Interior Minister Angelino Alfano said: "This shows that you cannot run from justice. These are the kind of victories that encourage and support us in the difficult but winnable fight against organised crime."

Notoriously ruthless, the 'Ndrangheta has surpassed the notorious Cosa Nostra and the Naples-based Camorra thanks to the wealth it has amassed as the principal importer and wholesaler of cocaine produced in Latin America and smuggled into Europe via north Africa and southern Italy.

That trade is worth billions and previous police operations have indicated that the 'Ndrangheta has well-established links with Colombian producer cartels, Mexican crime gangs and mafia families in New York and other parts of North America.

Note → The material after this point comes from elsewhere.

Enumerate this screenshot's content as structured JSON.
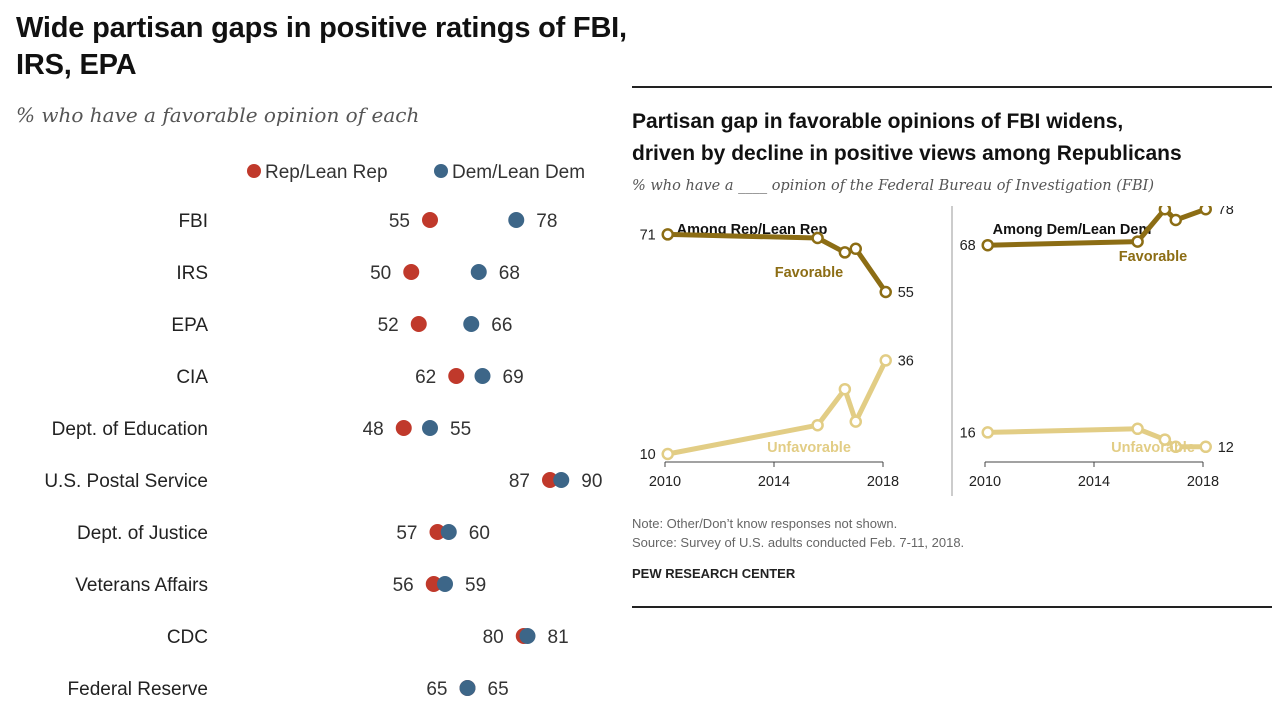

The organisation is made up of numerous village and family-based clans based in Calabria, the rural, mountainous and under-developed "toe" of Italy's boot.

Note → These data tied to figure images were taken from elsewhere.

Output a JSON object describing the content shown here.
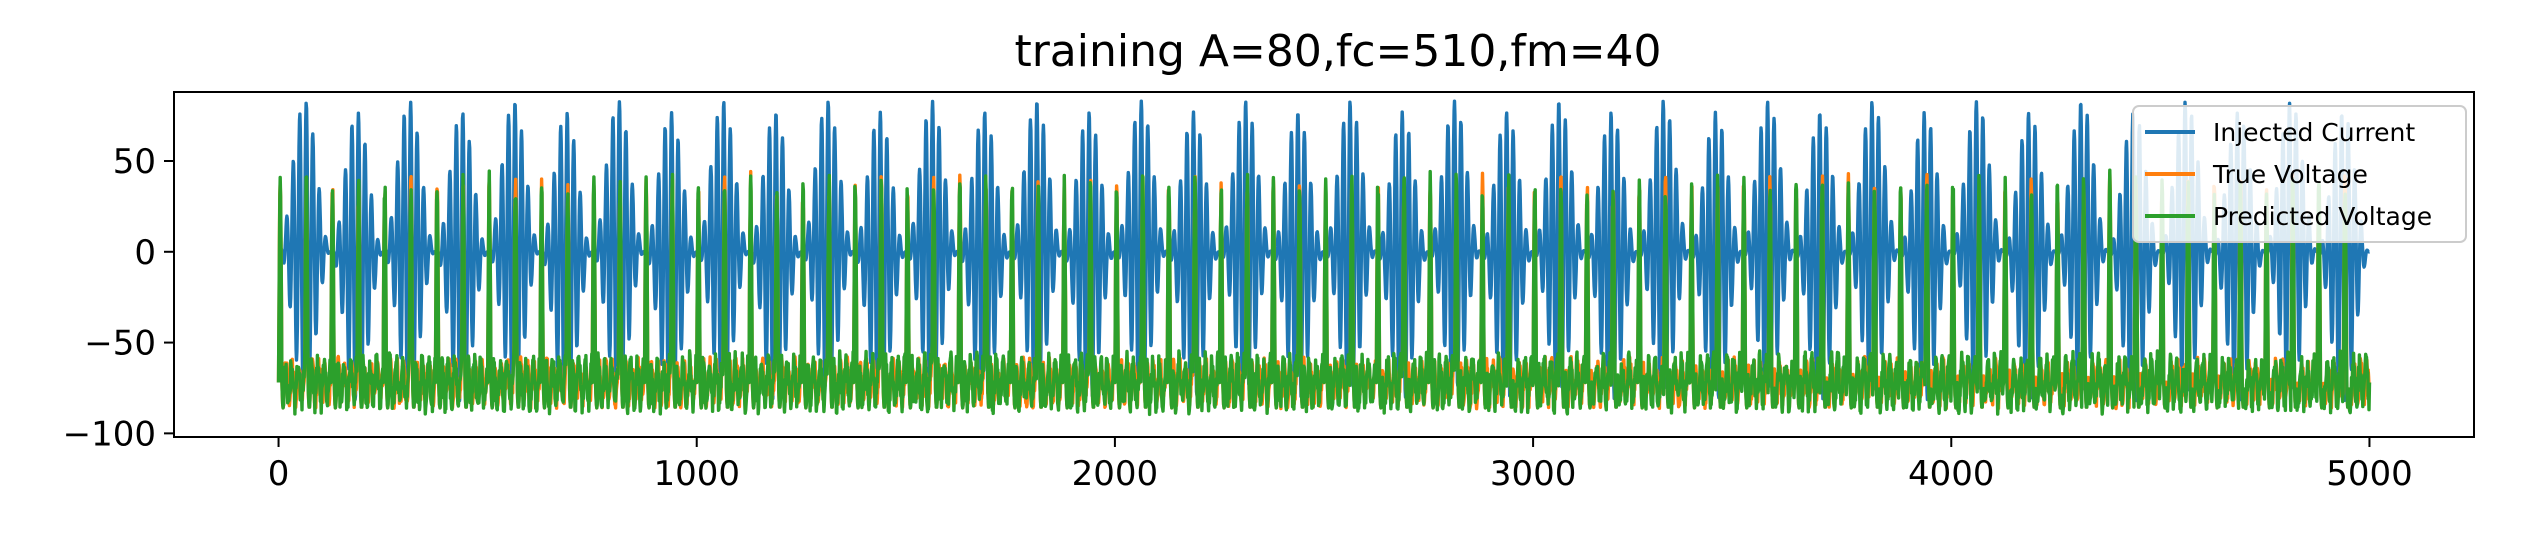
{
  "chart_data": {
    "type": "line",
    "title": "training A=80,fc=510,fm=40",
    "xlabel": "",
    "ylabel": "",
    "xlim": [
      -250,
      5250
    ],
    "ylim": [
      -102,
      88
    ],
    "x_ticks": [
      0,
      1000,
      2000,
      3000,
      4000,
      5000
    ],
    "x_tick_labels": [
      "0",
      "1000",
      "2000",
      "3000",
      "4000",
      "5000"
    ],
    "y_ticks": [
      50,
      0,
      -50,
      -100
    ],
    "y_tick_labels": [
      "50",
      "0",
      "−50",
      "−100"
    ],
    "grid": false,
    "legend_position": "top-right",
    "x_range": [
      0,
      5000
    ],
    "series": [
      {
        "name": "Injected Current",
        "color": "#1f77b4",
        "amplitude": 80,
        "description_values": {
          "min": -80,
          "max": 80,
          "carrier_periods_per_5000": 40,
          "modulation": "AM"
        }
      },
      {
        "name": "True Voltage",
        "color": "#ff7f0e",
        "baseline": -72,
        "spike_peak": 45,
        "spike_count": 80
      },
      {
        "name": "Predicted Voltage",
        "color": "#2ca02c",
        "baseline": -72,
        "spike_peak": 45,
        "spike_count": 80
      }
    ]
  }
}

The name 'Ndrangheta comes from the Greek for courage or loyalty and the organisation's secretive culture and brutal enforcement of codes of silence have made it very difficult to penetrate.

A series of arrests in late 2014 and early 2015 confirmed that the organisation had expanded its Italian operations outside Calabria by buying up dozens of legitimate businesses across the wealthier north of the country, largely to launder cocaine profits.

The arrests also provided an unprecedented glimpse into the group's shadowy culture with police secretly filming a quasi-religious initiation ceremony in which new "wise brothers" swear an "oath of poison" in which they vow to kill themselves rather than betray a fellow clan member.

There are dozens of 'Ndrangheta figures still at large despite regular arrests in Italy and around the world -- but prosecutor Cafiero de Raho said the most important fugitives had all been caught.

One alleged don, Rocco Zito, 87, was shot dead in Canada in January, Switzerland arrested 15 convicted 'Ndrangheta fugitives in March and last month the owner of a popular pizzeria in the Dutch seaside town of Scheveningen was unmasked as convicted Calabrian drugs smuggler Rocco Gasperini, 73.

Two mobsters who stayed in their homeland were arrested in January "living like animals" in a Calabrian mountain bunker with a cache of sub-machine guns, rifles and pistols.

Giuseppe Ferraro and Giuseppe Crea were hiding from gangster enemies as well as the authorities.

In 2013 one of their associates, Francesco Raccosta, was killed by being fed alive to hungry pigs in revenge for his assassination of a rival boss.